Take the guesswork out of CJIS compliance: Talk to Virtru's team of experts today about CJIS-compliant data encryption. 

CJIS Compliance FAQs

Is TLS encryption CJIS compliant? 

Because CJIS stipulates that data must be protected in motion and at rest, TLS encryption alone is not sufficient for CJIS compliance. This is because  TLS encryption (Transport Layer Security) protects data at a moment in time, while it is in motion between the sender and recipient. This does not protect the data when it is at rest, whether in your own systems or in a recipient's inbox. 

What is the CJIS Security Policy? 

The CJIS Security Policy is maintained by the FBI and provides guidance for how CJI should be handled, including creation, viewing, modification, transmission, dissemination, storage, and destruction.
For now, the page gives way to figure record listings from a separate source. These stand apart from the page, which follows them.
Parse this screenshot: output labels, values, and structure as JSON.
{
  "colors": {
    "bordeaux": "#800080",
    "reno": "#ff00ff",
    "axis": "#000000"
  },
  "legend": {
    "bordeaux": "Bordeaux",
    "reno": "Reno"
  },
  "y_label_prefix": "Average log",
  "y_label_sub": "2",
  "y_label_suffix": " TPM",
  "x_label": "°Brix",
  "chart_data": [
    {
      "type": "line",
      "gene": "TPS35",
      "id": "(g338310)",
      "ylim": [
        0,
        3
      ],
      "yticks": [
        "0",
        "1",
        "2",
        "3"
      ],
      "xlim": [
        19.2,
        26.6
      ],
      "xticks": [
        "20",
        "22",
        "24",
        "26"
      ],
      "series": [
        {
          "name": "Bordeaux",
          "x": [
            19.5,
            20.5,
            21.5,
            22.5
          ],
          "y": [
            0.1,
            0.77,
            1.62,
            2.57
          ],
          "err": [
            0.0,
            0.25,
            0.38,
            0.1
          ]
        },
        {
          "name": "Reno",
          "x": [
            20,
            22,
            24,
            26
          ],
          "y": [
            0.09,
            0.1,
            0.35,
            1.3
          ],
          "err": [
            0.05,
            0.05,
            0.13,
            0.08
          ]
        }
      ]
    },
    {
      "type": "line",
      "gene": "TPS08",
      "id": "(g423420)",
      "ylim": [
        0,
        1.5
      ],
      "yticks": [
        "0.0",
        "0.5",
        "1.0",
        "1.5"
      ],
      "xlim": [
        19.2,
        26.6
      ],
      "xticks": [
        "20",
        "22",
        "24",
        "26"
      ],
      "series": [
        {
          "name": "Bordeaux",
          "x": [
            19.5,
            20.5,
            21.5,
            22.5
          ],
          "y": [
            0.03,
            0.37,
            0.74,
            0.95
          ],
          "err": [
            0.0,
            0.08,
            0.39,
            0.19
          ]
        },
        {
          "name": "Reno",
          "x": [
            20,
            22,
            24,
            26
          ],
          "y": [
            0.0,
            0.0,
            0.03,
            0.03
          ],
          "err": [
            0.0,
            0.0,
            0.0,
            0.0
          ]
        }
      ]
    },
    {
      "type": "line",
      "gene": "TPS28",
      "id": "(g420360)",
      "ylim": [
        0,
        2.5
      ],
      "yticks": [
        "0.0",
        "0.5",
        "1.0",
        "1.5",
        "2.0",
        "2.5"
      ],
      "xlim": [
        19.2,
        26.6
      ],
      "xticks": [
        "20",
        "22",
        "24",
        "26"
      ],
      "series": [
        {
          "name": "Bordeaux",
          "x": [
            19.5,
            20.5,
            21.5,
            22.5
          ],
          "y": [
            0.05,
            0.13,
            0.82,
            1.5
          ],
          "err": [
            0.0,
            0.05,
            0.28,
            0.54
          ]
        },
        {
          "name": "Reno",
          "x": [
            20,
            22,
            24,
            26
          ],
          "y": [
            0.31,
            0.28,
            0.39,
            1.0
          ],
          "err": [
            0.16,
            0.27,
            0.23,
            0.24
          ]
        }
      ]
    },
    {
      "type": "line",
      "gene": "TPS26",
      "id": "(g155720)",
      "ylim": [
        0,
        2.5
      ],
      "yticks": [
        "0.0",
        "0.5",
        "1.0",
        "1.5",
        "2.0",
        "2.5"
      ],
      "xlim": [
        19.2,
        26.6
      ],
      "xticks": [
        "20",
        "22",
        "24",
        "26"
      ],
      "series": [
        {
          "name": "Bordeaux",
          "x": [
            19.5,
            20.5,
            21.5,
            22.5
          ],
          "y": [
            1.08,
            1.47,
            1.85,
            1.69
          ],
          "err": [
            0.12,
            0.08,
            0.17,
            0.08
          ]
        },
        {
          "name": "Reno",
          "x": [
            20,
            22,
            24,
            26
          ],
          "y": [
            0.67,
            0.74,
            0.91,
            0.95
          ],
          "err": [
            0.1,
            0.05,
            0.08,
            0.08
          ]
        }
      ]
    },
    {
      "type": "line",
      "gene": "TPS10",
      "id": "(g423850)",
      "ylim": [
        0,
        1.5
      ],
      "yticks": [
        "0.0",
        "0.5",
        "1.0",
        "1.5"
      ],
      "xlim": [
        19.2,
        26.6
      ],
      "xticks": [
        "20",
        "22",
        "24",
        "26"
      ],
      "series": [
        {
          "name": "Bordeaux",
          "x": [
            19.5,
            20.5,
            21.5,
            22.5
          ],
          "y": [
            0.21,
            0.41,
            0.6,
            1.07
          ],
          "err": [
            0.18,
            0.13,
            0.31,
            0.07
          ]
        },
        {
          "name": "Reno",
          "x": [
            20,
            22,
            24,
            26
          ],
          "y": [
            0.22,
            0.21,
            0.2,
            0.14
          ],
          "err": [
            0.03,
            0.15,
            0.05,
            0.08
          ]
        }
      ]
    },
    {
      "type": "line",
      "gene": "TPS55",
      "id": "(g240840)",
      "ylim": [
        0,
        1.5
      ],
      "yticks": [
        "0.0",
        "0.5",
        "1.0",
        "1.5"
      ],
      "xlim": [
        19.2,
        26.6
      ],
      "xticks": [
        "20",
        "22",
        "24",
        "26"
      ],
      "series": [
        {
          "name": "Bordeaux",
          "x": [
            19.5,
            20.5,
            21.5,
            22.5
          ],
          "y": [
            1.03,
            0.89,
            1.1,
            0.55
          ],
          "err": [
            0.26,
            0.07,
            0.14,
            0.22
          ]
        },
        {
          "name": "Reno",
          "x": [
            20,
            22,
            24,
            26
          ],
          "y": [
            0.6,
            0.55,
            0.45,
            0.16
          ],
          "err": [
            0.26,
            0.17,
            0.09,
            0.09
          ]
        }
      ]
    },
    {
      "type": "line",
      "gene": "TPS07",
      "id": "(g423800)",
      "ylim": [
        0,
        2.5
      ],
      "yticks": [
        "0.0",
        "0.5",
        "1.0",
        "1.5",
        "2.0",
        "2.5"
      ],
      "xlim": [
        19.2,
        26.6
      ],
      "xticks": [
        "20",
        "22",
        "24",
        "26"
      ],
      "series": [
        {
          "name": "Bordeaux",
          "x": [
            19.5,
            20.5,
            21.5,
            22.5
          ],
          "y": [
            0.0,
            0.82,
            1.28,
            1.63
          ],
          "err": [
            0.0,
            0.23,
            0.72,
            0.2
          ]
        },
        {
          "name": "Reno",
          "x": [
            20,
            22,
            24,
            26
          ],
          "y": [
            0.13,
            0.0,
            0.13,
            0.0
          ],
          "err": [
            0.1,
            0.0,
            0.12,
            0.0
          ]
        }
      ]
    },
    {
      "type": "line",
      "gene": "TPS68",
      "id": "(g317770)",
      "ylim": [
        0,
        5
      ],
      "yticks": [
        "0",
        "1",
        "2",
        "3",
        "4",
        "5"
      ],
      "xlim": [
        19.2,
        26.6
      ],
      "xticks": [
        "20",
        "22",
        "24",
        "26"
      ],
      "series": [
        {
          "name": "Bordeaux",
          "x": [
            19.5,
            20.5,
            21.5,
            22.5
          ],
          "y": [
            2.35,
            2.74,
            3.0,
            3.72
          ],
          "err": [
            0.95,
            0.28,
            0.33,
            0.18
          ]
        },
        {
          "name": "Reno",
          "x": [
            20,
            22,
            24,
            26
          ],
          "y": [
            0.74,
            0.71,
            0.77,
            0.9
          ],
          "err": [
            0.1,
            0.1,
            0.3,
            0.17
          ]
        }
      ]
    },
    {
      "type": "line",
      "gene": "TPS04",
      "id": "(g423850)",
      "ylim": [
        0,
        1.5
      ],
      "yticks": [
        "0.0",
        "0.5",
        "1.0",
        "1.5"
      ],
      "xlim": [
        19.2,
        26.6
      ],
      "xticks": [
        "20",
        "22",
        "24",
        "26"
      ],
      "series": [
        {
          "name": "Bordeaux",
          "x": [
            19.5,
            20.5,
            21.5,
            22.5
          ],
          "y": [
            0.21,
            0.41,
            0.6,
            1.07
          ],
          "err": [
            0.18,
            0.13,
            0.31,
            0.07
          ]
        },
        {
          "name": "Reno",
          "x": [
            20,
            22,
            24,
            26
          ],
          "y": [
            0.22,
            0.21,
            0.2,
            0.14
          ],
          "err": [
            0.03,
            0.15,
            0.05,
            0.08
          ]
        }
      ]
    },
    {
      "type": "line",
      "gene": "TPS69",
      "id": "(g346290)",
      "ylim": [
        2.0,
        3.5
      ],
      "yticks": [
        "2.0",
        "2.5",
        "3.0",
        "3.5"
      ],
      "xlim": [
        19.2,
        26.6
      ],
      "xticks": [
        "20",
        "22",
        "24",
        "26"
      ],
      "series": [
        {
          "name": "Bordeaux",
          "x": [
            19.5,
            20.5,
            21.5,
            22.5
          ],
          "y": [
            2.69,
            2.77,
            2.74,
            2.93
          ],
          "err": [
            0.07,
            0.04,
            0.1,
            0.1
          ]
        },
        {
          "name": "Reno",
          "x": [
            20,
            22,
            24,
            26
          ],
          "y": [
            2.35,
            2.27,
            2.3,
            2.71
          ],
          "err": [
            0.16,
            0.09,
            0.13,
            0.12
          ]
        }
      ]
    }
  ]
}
Is there a CJIS compliance checklist? 

This blog post lays out many of the things you need to know about CJIS compliance for email and file sharing. The CJIS Security Policy should be your north star for ensuring you handle CJIS data securely.

What does CJI stand for? 

CJI stands for Criminal Justice Information. This includes things like biometric data, identity history data, biographic data, property data, and case or incident history. CJI can also encompass personally identifiable information (PII) and criminal history record information (CHRI). 

Are CJI and PII the same thing? 

There is some overlap, but CJI and PII are different. PII (Personally Identifiable Information) is any information that could be used to identify a specific individual. In the context of criminal justice and law enforcement, PII is considered CJI (Criminal Justice Information) and therefore should be protected according to CJIS requirements.